What are the long-term impacts for people who graduate into a recession?
29 Jun 2020
Becci Newton, Deputy Director, Public Policy Research
Young people are typically hard hit in terms of employment in recessions and this is likely to be the case for the current, Covid one. Employment opportunities are constrained and employers prefer to take on people with a track record. As I’ve already said, where it is possible, locking into education can provide young people better protection than an early entry to the labour market.
But many of those completing qualifications at university this year will want to take their next step into employment, rather than pursue costly Masters or Doctoral studies. For these, despite the challenges they will see in the labour market, it is likely they will still get on better than their lower qualified peers, as higher education studies still confers better returns in the labour market.
However our latest graduates should be concerned about the quality of jobs available right now and in the short term, and about occupational downgrading. Balancing that, given their qualifications – and hopefully the support that their university’s careers team can provide - they will be able navigate and transition through these low quality jobs to gain graduate-level posts. They will need to keep moving and stay focused on their job goal as the graduate premium will dissipate over time.
The best-known economists are struggling to agree on the likely pace and shape of recovery. The government necessarily forced us into recession but it is likely to be harder and take longer to pull us out. Various options are being discussed, but policymakers know from experience that better qualified young people will be able to make progress as the labour market recovers.
The last recession saw differential growth between professional and non-professional roles – with professional roles seeing more rapid and consistent growth.

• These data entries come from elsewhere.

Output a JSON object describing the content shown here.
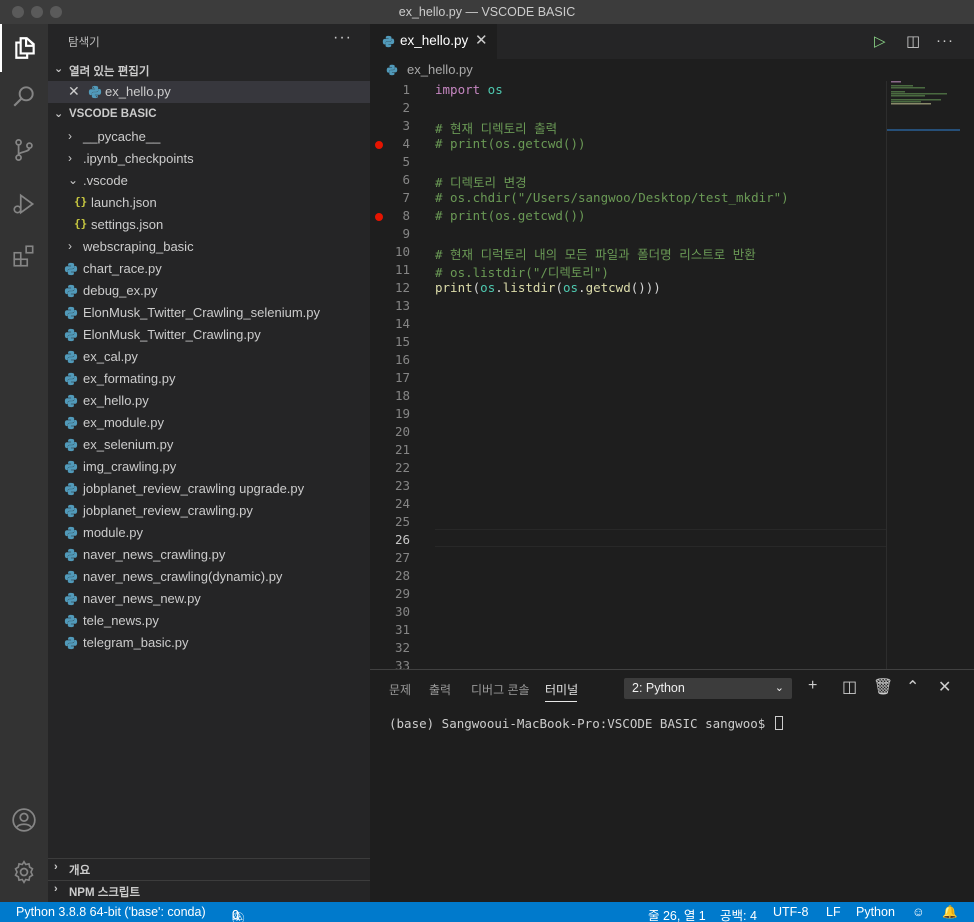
{
  "window": {
    "title": "ex_hello.py — VSCODE BASIC"
  },
  "activity_bar": [
    "files-icon",
    "search-icon",
    "source-control-icon",
    "run-debug-icon",
    "extensions-icon",
    "account-icon",
    "settings-gear-icon"
  ],
  "sidebar": {
    "title": "탐색기",
    "more": "···",
    "open_editors": {
      "header": "열려 있는 편집기",
      "items": [
        {
          "label": "ex_hello.py"
        }
      ]
    },
    "workspace": {
      "header": "VSCODE BASIC",
      "items": [
        {
          "label": "__pycache__",
          "kind": "folder"
        },
        {
          "label": ".ipynb_checkpoints",
          "kind": "folder"
        },
        {
          "label": ".vscode",
          "kind": "folder-open"
        },
        {
          "label": "launch.json",
          "kind": "json"
        },
        {
          "label": "settings.json",
          "kind": "json"
        },
        {
          "label": "webscraping_basic",
          "kind": "folder"
        },
        {
          "label": "chart_race.py",
          "kind": "py"
        },
        {
          "label": "debug_ex.py",
          "kind": "py"
        },
        {
          "label": "ElonMusk_Twitter_Crawling_selenium.py",
          "kind": "py"
        },
        {
          "label": "ElonMusk_Twitter_Crawling.py",
          "kind": "py"
        },
        {
          "label": "ex_cal.py",
          "kind": "py"
        },
        {
          "label": "ex_formating.py",
          "kind": "py"
        },
        {
          "label": "ex_hello.py",
          "kind": "py"
        },
        {
          "label": "ex_module.py",
          "kind": "py"
        },
        {
          "label": "ex_selenium.py",
          "kind": "py"
        },
        {
          "label": "img_crawling.py",
          "kind": "py"
        },
        {
          "label": "jobplanet_review_crawling upgrade.py",
          "kind": "py"
        },
        {
          "label": "jobplanet_review_crawling.py",
          "kind": "py"
        },
        {
          "label": "module.py",
          "kind": "py"
        },
        {
          "label": "naver_news_crawling.py",
          "kind": "py"
        },
        {
          "label": "naver_news_crawling(dynamic).py",
          "kind": "py"
        },
        {
          "label": "naver_news_new.py",
          "kind": "py"
        },
        {
          "label": "tele_news.py",
          "kind": "py"
        },
        {
          "label": "telegram_basic.py",
          "kind": "py"
        }
      ]
    },
    "outline_header": "개요",
    "npm_header": "NPM 스크립트"
  },
  "editor": {
    "tab_label": "ex_hello.py",
    "breadcrumb": "ex_hello.py",
    "line_numbers": [
      "1",
      "2",
      "3",
      "4",
      "5",
      "6",
      "7",
      "8",
      "9",
      "10",
      "11",
      "12",
      "13",
      "14",
      "15",
      "16",
      "17",
      "18",
      "19",
      "20",
      "21",
      "22",
      "23",
      "24",
      "25",
      "26",
      "27",
      "28",
      "29",
      "30",
      "31",
      "32",
      "33"
    ],
    "breakpoint_lines": [
      "4",
      "8"
    ],
    "current_line": "26",
    "code": {
      "l1_kw": "import",
      "l1_mod": " os",
      "l3": "# 현재 디렉토리 출력",
      "l4": "# print(os.getcwd())",
      "l6": "# 디렉토리 변경",
      "l7": "# os.chdir(\"/Users/sangwoo/Desktop/test_mkdir\")",
      "l8": "# print(os.getcwd())",
      "l10": "# 현재 디럭토리 내의 모든 파일과 폴더명 리스트로 반환",
      "l11": "# os.listdir(\"/디렉토리\")",
      "l12_print": "print",
      "l12_p1": "(",
      "l12_os1": "os",
      "l12_dot1": ".",
      "l12_listdir": "listdir",
      "l12_p2": "(",
      "l12_os2": "os",
      "l12_dot2": ".",
      "l12_getcwd": "getcwd",
      "l12_end": "()))"
    }
  },
  "panel": {
    "tabs": [
      "문제",
      "출력",
      "디버그 콘솔",
      "터미널"
    ],
    "active_tab": "터미널",
    "terminal_select": "2: Python",
    "terminal_prompt": "(base) Sangwooui-MacBook-Pro:VSCODE BASIC sangwoo$ "
  },
  "statusbar": {
    "interpreter": "Python 3.8.8 64-bit ('base': conda)",
    "errors": "0",
    "warnings": "0",
    "position": "줄 26, 열 1",
    "spaces": "공백: 4",
    "encoding": "UTF-8",
    "eol": "LF",
    "language": "Python"
  },
  "colors": {
    "accent": "#007acc",
    "breakpoint": "#e51400",
    "keyword": "#c586c0",
    "comment": "#6a9955",
    "function": "#dcdcaa",
    "module": "#4ec9b0"
  }
}
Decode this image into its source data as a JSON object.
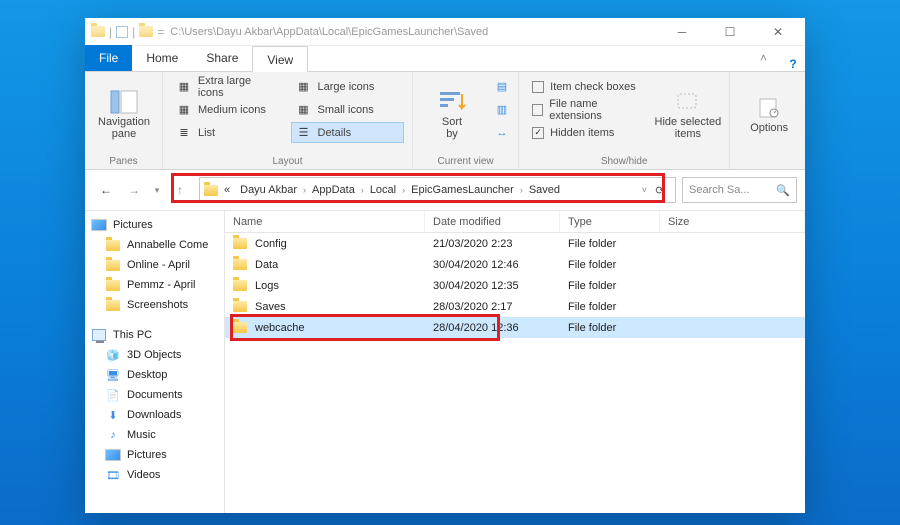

Alongside this, we have the reassurance of the narrative about the need for higher level skills in our economy. If the last recession provides a guide, and the demand for professions continues to rise, the prospects could be reasonably hopeful for this year’s leavers. Equally, the Covid recession has shown that workers in white collar, professional jobs have been able to continue working because their employers can transition their roles to remote working, and thereby continue to be productive. The overlaps between these jobs and graduates’ skills again suggests those leaving this year could well take advantage of the differential labour market recovery – although it may take them a little more time than it usually might to realise the full labour market returns of their studies.
Also, graduates should not lose sight of the capabilities their higher education confers. We should set these in the context of the mega-trends for digitalisation and globalisation. Change is a certainty in all job roles. As such, the ability to continuously learn and develop as part of work becomes the crucial key skill. Given their studies – which should prepare this year’s graduates as capable learners – they should be well-placed in respect of the key attribute they will need to succeed and be resilient in employment.
Any views expressed are those of the author and not necessarily those of the Institute as a whole.